***continued**
So how do they work?
As an example, say I want to build a office park. I would form a REIT to hold title to the park, and entitle us to all the benefits of the REIT.
Fortunately, my development was successful so I build more and more. But I also want to buy some existing offices, and we need money to do it.
So we decide to go public, and list our stock on the NY Exchange. Because business is profitable, and we don't pay Federal income taxes, institutional investors buy our stock to add to their Real Estate specific mutual funds or ETF's.
Although these mutual funds and ETF's are normally referred to as "REITs", they aren't actually organized as REIT's.
They operate just like a typical fund or ETF would, with a slightly higher payout.

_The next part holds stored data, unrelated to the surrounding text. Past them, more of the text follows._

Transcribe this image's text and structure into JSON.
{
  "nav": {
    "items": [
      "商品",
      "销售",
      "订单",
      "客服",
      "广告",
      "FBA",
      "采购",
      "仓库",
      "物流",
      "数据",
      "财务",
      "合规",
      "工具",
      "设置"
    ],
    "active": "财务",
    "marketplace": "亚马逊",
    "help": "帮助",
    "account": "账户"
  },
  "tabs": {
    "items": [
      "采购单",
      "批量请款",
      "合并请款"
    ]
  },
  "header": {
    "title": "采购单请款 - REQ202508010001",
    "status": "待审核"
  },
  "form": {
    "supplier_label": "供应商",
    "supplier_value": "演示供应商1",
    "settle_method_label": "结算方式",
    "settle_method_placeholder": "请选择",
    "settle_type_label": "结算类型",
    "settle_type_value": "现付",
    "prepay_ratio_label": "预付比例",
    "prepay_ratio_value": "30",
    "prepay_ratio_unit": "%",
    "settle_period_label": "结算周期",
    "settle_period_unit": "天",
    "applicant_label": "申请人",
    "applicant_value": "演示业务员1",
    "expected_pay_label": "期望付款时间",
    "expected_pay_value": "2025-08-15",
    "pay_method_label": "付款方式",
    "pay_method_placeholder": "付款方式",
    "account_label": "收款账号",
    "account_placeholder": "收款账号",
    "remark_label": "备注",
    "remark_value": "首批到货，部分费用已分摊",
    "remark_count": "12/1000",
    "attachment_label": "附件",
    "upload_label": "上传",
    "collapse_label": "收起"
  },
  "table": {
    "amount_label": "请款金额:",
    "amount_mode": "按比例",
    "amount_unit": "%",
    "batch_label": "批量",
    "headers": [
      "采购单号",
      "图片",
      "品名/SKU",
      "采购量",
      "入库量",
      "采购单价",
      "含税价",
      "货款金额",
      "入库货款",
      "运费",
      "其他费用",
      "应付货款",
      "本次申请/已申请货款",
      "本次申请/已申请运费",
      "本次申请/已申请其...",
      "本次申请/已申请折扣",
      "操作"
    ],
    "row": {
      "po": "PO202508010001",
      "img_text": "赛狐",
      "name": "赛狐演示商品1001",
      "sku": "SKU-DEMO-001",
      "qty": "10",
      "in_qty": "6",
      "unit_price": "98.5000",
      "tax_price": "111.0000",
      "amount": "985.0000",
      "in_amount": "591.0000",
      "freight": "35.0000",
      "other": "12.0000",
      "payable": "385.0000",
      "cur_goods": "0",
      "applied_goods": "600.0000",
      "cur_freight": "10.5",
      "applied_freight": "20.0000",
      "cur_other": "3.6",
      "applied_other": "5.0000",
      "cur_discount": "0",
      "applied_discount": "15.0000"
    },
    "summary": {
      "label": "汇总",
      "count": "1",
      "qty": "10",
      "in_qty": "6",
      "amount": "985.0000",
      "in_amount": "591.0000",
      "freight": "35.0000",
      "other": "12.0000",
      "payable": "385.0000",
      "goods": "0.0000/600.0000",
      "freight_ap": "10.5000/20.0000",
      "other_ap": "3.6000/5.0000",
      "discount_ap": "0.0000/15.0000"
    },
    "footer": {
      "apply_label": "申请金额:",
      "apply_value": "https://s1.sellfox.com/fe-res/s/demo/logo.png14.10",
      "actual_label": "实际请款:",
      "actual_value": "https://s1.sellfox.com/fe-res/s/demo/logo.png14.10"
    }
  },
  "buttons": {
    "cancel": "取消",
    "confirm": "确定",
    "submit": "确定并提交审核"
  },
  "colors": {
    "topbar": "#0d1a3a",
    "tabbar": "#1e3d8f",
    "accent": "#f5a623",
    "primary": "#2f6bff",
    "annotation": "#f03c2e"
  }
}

The parent company that actually owns, manages, or develops real estate projects is the actual REIT. A great example would be Realty Income Corp, "O".
They market themselves as the "monthly dividend company', and rightfully so after 45 years of solid dividends with increases. They have a great website that really goes into the numbers behind rising and compounding dividends.
Typically, they will buy shares in many different corporations and types of REIT's, creating a diversified portfolio of real estate holdings that are usually not affected by interest rates, employment, or any of the other conditions that tend to affect real estate values. This also creates a highly stable dividend environment.
In addition, because of their unique structure, "themed" ETF's have been developed, which limit their REIT investments to those that invest in companies that are similar in operation and holdings. For example, iShares has REITs that invest solely in Residential Apartments, Government Properties, and Health Care properties. Without a doubt, there is an ETF available for almost anything someone could want to invest in.